Jessica Sansome from Manchester Evening News called Sabrina "a bit of love rival to Lauren". Charlie Duncan from Digital Spy questioned whether Sabrina would forgive Max for accusing her of leaking Lauren's sex work to the press. Olivia Wheeler from The Daily Mirror reported how some viewers believed that Sabrina was hiding Lauren or knew where she was. Michael Adams from Metro speculated that Sabrina could be Joel's next victim or the one to expose him; Adams believed that the scene where Joel offers to help Sabrina's brother and gives her his card was "Quite the foreshadowing" due to it being "eerily similar" to Joel's first scene when he represented Lauren for smashing up the shop. Charlotte Tutton from The Daily Mirror found the initial scene between Joel and Sabrina "creepy" and speculated that whilst Sabrina could figure out that Joel is behind Lauren's disappearance, she could also be in danger and need to "watch her back". Sue Haasler also believed that Joel's offer to Sabrina was an "uncanny echo" of his first scene and speculated that Sabrina could have the same fate as Lauren by being Joel's next victim. Olivia Wheeler opined that Joel telling Sabrina that he reminded him of his ex was a "creepy twist". Jess Phillips from Liverpool Echo reported how some viewers believed that Sabrina would be Joel's next victim, and she noted how it was "particularly disturbing" that Joel had gone after two of Max' ex-girlfriends. Katie Archer from OK! was worried that Sabrina was in "grave danger" due to Joel picking her as his next victim.

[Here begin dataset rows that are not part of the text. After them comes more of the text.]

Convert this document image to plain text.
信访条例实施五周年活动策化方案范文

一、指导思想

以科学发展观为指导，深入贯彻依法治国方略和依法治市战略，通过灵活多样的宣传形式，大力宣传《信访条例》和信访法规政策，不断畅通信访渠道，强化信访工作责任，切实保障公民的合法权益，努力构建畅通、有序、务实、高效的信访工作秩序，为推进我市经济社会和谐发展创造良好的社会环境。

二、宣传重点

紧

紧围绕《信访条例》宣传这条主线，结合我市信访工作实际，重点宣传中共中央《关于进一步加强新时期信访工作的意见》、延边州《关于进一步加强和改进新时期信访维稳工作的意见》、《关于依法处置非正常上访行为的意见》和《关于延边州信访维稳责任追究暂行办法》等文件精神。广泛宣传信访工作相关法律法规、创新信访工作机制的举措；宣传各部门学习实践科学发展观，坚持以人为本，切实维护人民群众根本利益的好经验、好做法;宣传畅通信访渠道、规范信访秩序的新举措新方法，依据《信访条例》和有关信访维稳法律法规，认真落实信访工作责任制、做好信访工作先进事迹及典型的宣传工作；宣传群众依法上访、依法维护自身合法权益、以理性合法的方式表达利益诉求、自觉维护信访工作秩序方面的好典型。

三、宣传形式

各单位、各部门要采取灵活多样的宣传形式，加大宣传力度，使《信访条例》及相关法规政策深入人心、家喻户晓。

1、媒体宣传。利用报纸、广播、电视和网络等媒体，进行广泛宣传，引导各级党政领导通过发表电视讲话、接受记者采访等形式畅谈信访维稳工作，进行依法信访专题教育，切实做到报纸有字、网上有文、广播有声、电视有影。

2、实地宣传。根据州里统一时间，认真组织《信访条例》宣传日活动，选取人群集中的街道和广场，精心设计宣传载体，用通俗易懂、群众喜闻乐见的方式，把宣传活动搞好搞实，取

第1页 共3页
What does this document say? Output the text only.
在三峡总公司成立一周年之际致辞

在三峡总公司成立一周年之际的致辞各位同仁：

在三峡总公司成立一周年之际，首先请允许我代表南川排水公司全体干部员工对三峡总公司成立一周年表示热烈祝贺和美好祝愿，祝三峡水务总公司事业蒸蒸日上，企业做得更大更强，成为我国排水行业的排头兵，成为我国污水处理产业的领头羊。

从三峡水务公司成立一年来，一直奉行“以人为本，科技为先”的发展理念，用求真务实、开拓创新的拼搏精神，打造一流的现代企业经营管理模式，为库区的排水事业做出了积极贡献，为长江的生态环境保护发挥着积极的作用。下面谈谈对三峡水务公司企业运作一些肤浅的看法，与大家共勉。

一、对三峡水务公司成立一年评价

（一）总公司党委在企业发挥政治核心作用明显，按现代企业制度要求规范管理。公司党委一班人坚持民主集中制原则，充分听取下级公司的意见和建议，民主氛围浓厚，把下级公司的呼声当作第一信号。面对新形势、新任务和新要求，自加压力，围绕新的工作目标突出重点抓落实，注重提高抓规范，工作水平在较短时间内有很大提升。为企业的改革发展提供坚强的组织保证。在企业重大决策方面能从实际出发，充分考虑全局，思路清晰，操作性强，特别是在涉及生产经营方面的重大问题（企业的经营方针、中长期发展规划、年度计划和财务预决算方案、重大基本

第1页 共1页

Viewers expressed disappointment on social media when Santos revealed that she was leaving the soap. Joe Crutchley from Manchester Evening News reported that viewers were "gutted" that "beloved" Santos was leaving the soap. He believed that the actress "shot to fame" whilst playing Sabrina and that she had been part of "several big storylines". Joe Anderton from Digital Spy believed that Sabrina played a "big part" in the Joel and Lauren storyline of 2024. Ryan Paton from the Liverpool Echo opined that Sabrina had been "embroiled in the show's major storyline". Michael Adams from Metro believed that Sabrina, Max and Lauren were a "strong friendship group" and he wondered whether Sabrina would be involved in the comeuppance of Joel. Joe Crutchley from Manchester Evening News reported how some viewers speculated that Sabrina could becoming the victim of grooming or even be killed-off by Joel after the news of Santos' departure. Crutchley and Dan Laurie of Plymouth Live and Nottingham Post believed that viewers were "feeling bereft" and disappointed after Santos announced her departure and opined that she became a "household name" after joining the soap as Sabrina. They added that Sabrina had been central to "several major" storylines and called her a "fan favourite".

In November 2024, Angie Quinn from Liverpool Echo and the Plymouth Herald reported how viewers had speculated on social media that Sabrina was Joel's killer, despite not being an official suspect. Following Lauren and Max admitting their feelings for each other in October 2024, Digital Spys Joe Anderton questioned how Sabrina would feel if she knew about this. Charlotte Tutton from the Daily Mirror reported how viewers believed that she was Joel's killer due to her "sudden" reappearance, with some believing that Sabrina acted strangely in her final appearance. Laura Denby from Radio Times believed that Sabrina was "seemingly on edge" during her visit to Lauren and wondered whether her "sudden presence" had anything to do with the murder mystery. Jessica Sansome from Manchester Evening News also reported how viewers were surprised by Sabrina's reappearance and that this left the "wondering" if she was responsible for Joel's death.